Robert Lester, OD, FAAO
Robert Lester (1916–2000) graduated from Berkeley Optometry in 1941. At the onset of World War II, and unable to serve in the military due to his myopia, he opened a private optometric practice in San Francisco, first in a jewelry store and then in a medical building. (He practiced alone in this office until 1973 when his second child, Dr. Stephen Lester, ‘73, joined him in a partnership.) In 1947 Bob Lester joined the full-time clinical faculty at Berkeley Optometry, where he would go on to teach several generations of student interns until his retirement in 1996. Those who worked with and learned from him remember Lester as a highly skilled, influential, and caring mentor.Encouraged by the dean, Kenneth Stoddard, Dr.
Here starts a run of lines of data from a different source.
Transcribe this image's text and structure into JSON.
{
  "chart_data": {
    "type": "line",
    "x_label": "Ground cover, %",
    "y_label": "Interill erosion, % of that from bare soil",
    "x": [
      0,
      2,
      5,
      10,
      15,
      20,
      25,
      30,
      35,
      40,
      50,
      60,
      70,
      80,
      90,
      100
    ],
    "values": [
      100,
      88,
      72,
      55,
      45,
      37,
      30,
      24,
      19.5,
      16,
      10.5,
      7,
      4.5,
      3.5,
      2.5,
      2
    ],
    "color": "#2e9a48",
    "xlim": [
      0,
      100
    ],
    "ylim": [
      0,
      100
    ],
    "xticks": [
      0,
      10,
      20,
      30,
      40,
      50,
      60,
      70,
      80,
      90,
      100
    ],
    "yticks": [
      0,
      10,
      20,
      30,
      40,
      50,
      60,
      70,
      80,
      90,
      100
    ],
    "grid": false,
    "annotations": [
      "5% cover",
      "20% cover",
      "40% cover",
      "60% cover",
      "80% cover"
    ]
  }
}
Lester established the Contact Lens Clinic at Berkeley Optometry in 1949. He would serve as Chief of Contact Lens Services until 1962. That same year Lester also took over the Contact Lens Laboratory (Optometry 401A, taught previously by fellow Hall of Fame member Meredith Morgan). Lester was largely self-taught, as this was a time when knowledge (mostly anecdotal) about contact lenses was in its infancy and corneal lenses were just being developed. Lester read the scant literature and participated in the few meetings devoted to contact lenses, and he took a course on the fitting of scleral lenses through the University’s Extension Division. Some of the seminars he attended were revelations, including lectures given by such pioneers as Theodore Olbrich and Kevin Tuohy (the latter demonstrated his newly discovered corneal lens patented in 1948).
As an early educator in contact lenses, Dr. Lester demonstrated impressive foresight, emphasizing their importance for future optometric practice. He was also a forerunner in realizing the limitations of soft contact lenses in correcting vision for astigmatic or irregular corneas. Dr. Lester later became the head of the Contact Lens Committee of the California Optometric Association.